Eccles Visiting Scholar Discusses Leadership for the 21st Century
Published: November 03, 2015 | Author: Porter Sproul | Read Time: 1 minutes
Whistleblower Cynthia Cooper has been invited to present at Southern University as the year’s first Eccles Visiting Scholar. In 2002, Cooper was named one of Time magazine’s “person of the year” for her role in unraveling the fraud at WorldCom. As an internal auditor, Cooper saw it as her ethical duty to present the $3.8 billion accounting fraud she and her team discovered to WorldCom’s board of directors.

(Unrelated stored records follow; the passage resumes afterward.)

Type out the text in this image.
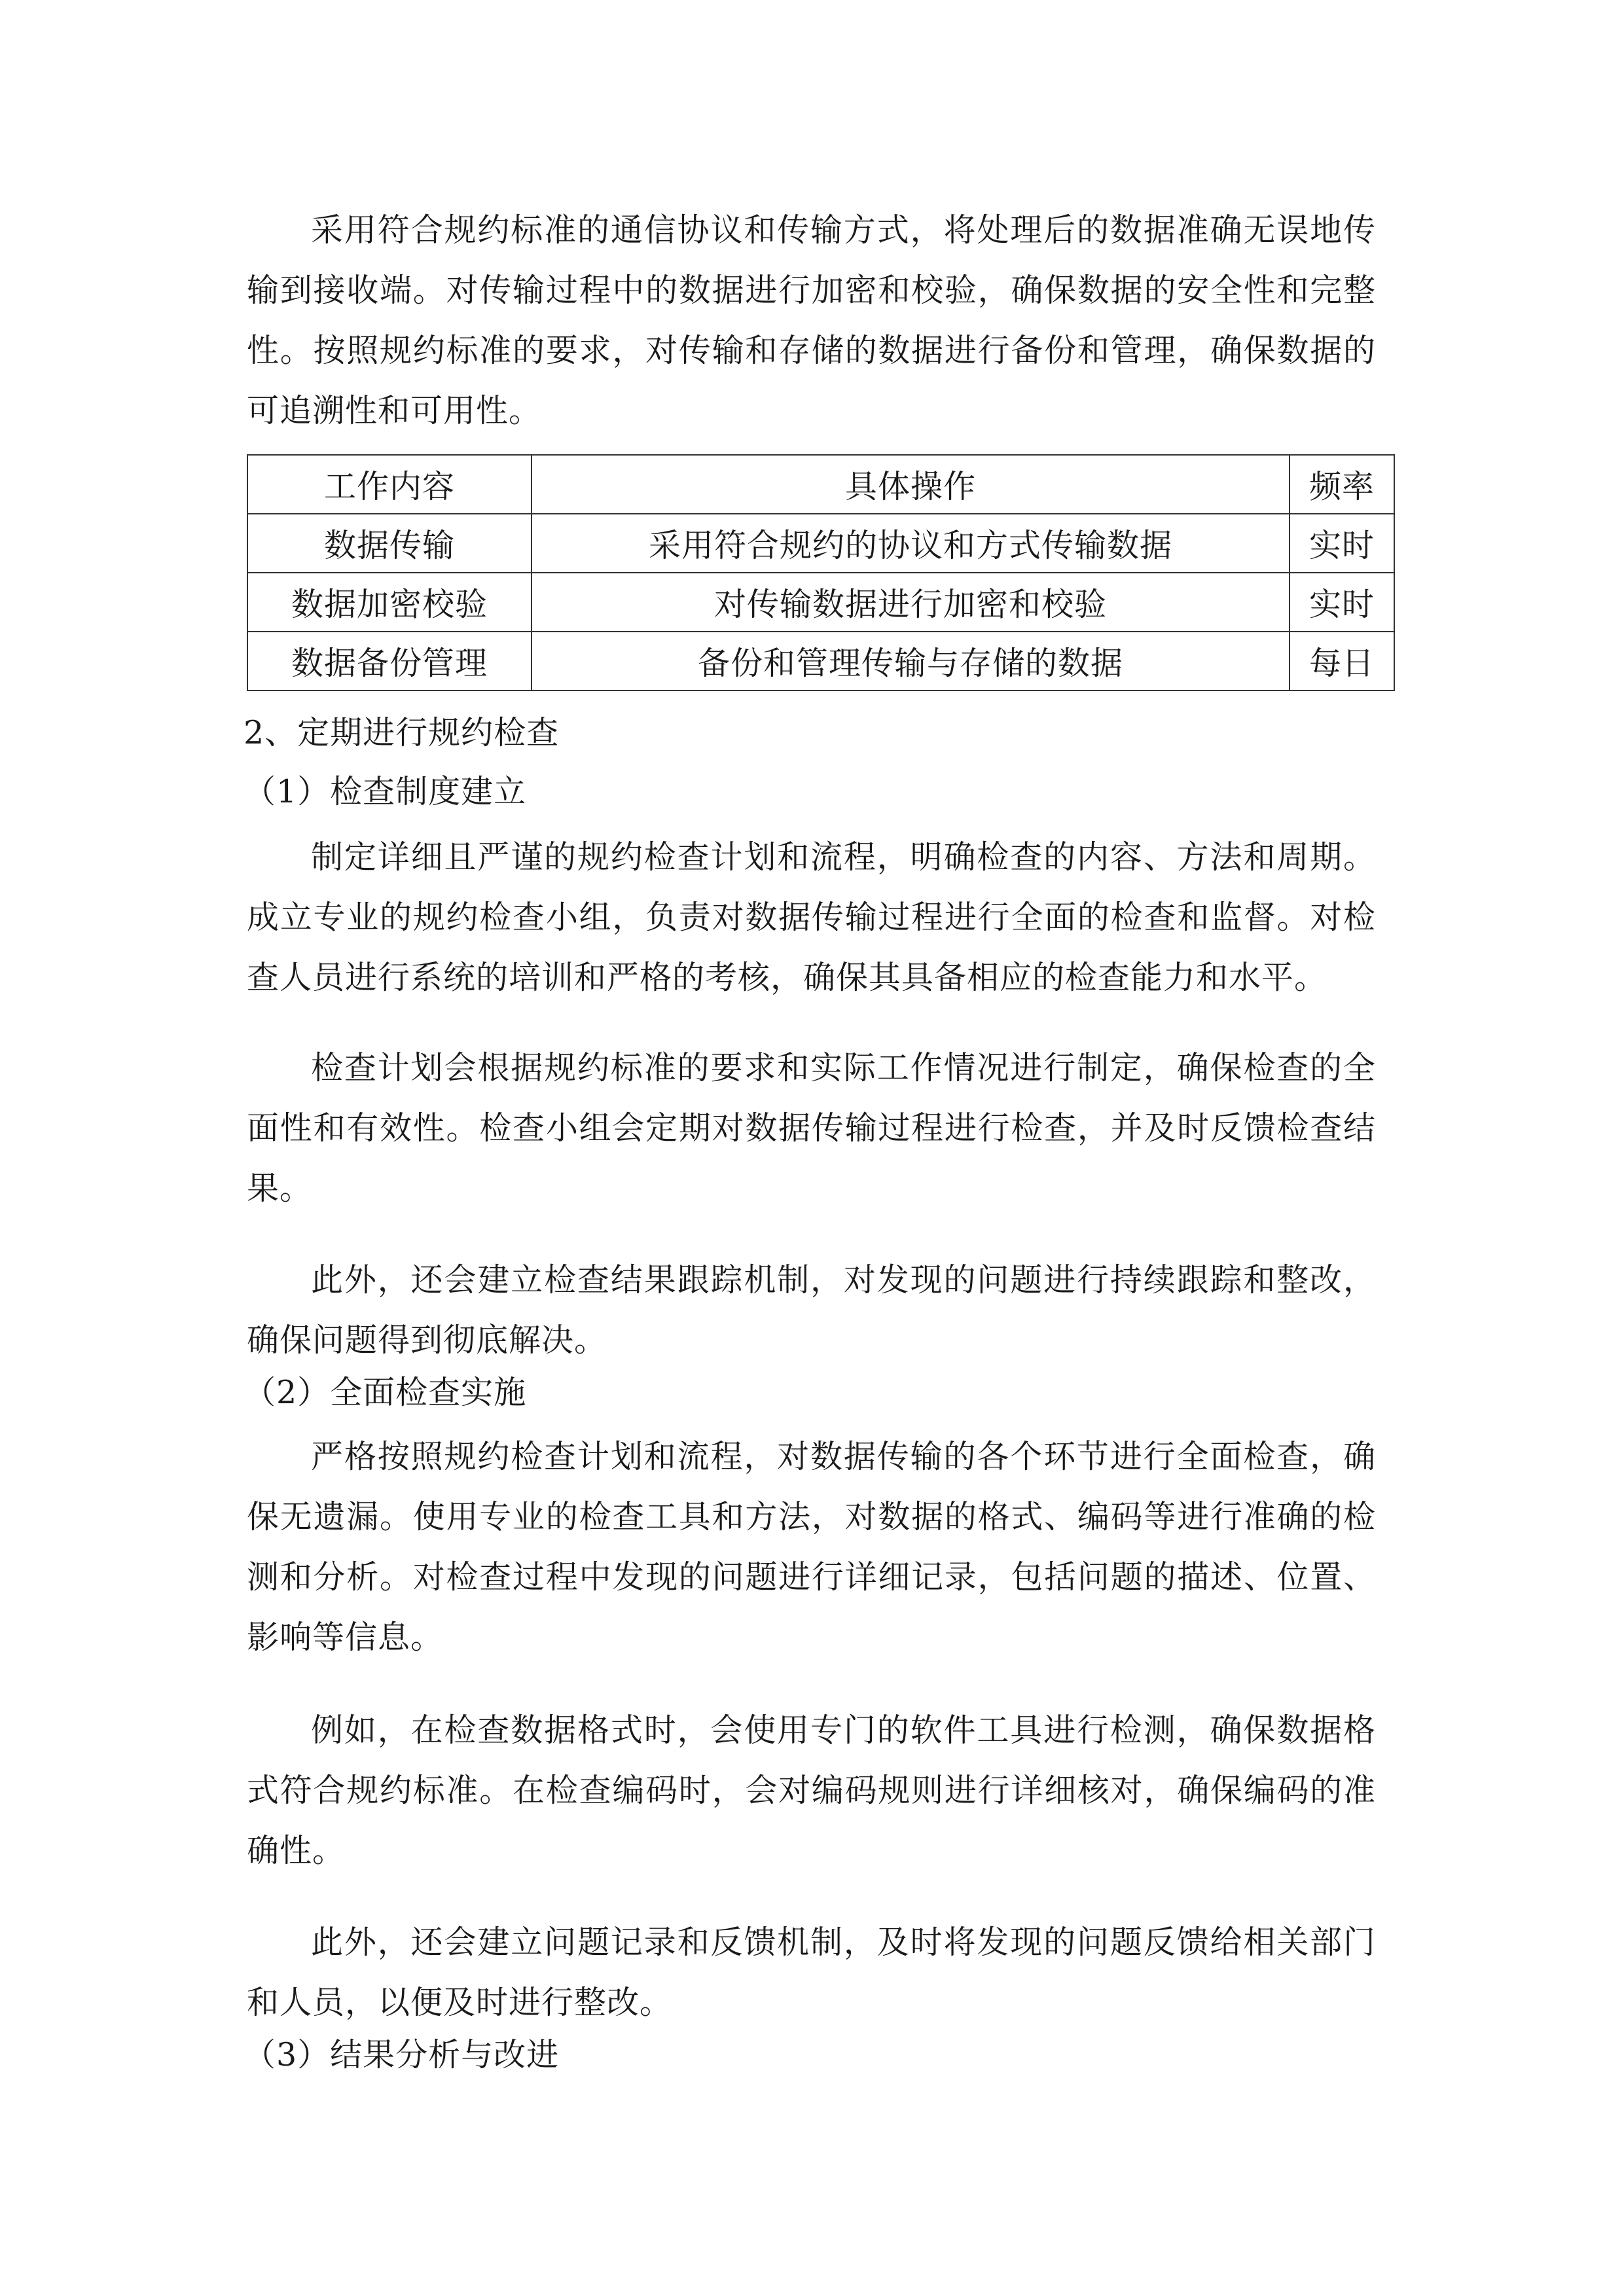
采用符合规约标准的通信协议和传输方式，将处理后的数据准确无误地传输到接收端。对传输过程中的数据进行加密和校验，确保数据的安全性和完整性。按照规约标准的要求，对传输和存储的数据进行备份和管理，确保数据的可追溯性和可用性。

工作内容	具体操作	频率
数据传输	采用符合规约的协议和方式传输数据	实时
数据加密校验	对传输数据进行加密和校验	实时
数据备份管理	备份和管理传输与存储的数据	每日
2、定期进行规约检查
（1）检查制度建立

制定详细且严谨的规约检查计划和流程，明确检查的内容、方法和周期。成立专业的规约检查小组，负责对数据传输过程进行全面的检查和监督。对检查人员进行系统的培训和严格的考核，确保其具备相应的检查能力和水平。

检查计划会根据规约标准的要求和实际工作情况进行制定，确保检查的全面性和有效性。检查小组会定期对数据传输过程进行检查，并及时反馈检查结果。

此外，还会建立检查结果跟踪机制，对发现的问题进行持续跟踪和整改，确保问题得到彻底解决。

（2）全面检查实施

严格按照规约检查计划和流程，对数据传输的各个环节进行全面检查，确保无遗漏。使用专业的检查工具和方法，对数据的格式、编码等进行准确的检测和分析。对检查过程中发现的问题进行详细记录，包括问题的描述、位置、影响等信息。

例如，在检查数据格式时，会使用专门的软件工具进行检测，确保数据格式符合规约标准。在检查编码时，会对编码规则进行详细核对，确保编码的准确性。

此外，还会建立问题记录和反馈机制，及时将发现的问题反馈给相关部门和人员，以便及时进行整改。

（3）结果分析与改进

Sowing panic among their investors, WorldCom filed for bankruptcy protection. After WorldCom eliminated their shareholders, the public demanded immediate action. Congress complied, passing the law known as the Sarbanes-Oxley Act to protect. Now, with the publication of her new book, Extraordinary Circumstances: The Journey of a Corporate Whistle-blower, we receive an inside account of what happened at WorldCom. Cooper's story has been told before, most notably in The Wall Street Journal and in a prepared report to WorldCom's board of directors.

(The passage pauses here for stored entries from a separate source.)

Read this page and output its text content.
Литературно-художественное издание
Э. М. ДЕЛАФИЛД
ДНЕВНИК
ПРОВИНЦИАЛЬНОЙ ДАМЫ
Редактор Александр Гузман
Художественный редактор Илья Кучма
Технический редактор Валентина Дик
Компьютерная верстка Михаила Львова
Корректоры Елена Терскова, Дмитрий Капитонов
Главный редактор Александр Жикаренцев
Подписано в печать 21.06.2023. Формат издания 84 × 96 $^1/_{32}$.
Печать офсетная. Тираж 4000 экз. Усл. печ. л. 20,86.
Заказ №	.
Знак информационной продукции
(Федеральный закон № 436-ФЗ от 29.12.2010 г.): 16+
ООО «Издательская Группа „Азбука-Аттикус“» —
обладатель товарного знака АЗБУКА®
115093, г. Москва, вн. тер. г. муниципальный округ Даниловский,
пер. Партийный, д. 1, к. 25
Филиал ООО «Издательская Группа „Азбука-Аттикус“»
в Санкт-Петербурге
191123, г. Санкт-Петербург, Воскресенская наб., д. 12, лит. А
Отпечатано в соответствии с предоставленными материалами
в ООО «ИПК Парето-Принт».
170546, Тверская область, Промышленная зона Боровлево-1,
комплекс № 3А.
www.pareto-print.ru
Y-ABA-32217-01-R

These days, Cooper spends most of her time talking to high school students and college students, urging them to be prepared for that moment when an ethical choice presents itself. "People don't often realize that they're facing a dilemma," Cooper says. "There are a lot of pressures that come to bear in the workplace, and people should prepare beforehand.”

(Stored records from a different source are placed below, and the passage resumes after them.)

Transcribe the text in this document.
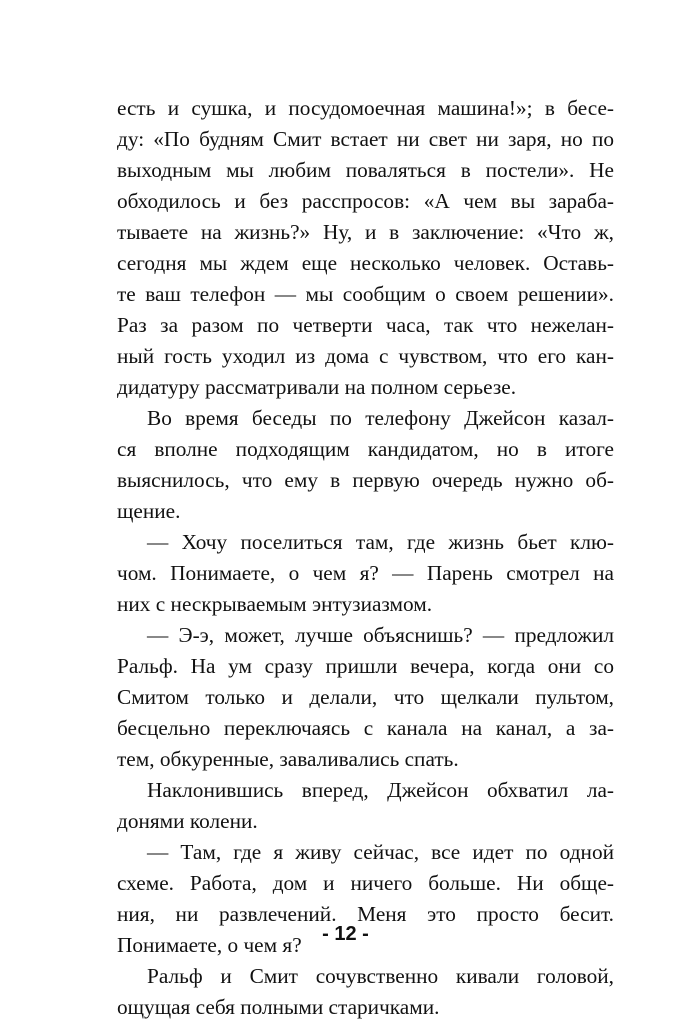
есть и сушка, и посудомоечная машина!»; в бесе-
ду: «По будням Смит встает ни свет ни заря, но по
выходным мы любим поваляться в постели». Не
обходилось и без расспросов: «А чем вы зараба-
тываете на жизнь?» Ну, и в заключение: «Что ж,
сегодня мы ждем еще несколько человек. Оставь-
те ваш телефон — мы сообщим о своем решении».
Раз за разом по четверти часа, так что нежелан-
ный гость уходил из дома с чувством, что его кан-
дидатуру рассматривали на полном серьезе.
Во время беседы по телефону Джейсон казал-
ся вполне подходящим кандидатом, но в итоге
выяснилось, что ему в первую очередь нужно об-
щение.
— Хочу поселиться там, где жизнь бьет клю-
чом. Понимаете, о чем я? — Парень смотрел на
них с нескрываемым энтузиазмом.
— Э-э, может, лучше объяснишь? — предложил
Ральф. На ум сразу пришли вечера, когда они со
Смитом только и делали, что щелкали пультом,
бесцельно переключаясь с канала на канал, а за-
тем, обкуренные, заваливались спать.
Наклонившись вперед, Джейсон обхватил ла-
донями колени.
— Там, где я живу сейчас, все идет по одной
схеме. Работа, дом и ничего больше. Ни обще-
ния, ни развлечений. Меня это просто бесит.
Понимаете, о чем я?
Ральф и Смит сочувственно кивали головой,
ощущая себя полными старичками.
- 12 -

Cynthia Cooper’s presentation on, “Ethical Leadership for the 21st Century,” will take place on Thursday, November 5, at 11:30 a.m. in the Great Hall within the R. Haze Hunter Conference Center. Cynthia Cooper is the final speaker for the fall series of SUU Convocations. This lecture is co-sponsored by the Southern Utah University Ethics Speaking Series.
All SUU Convocations are free and open to the campus and general public.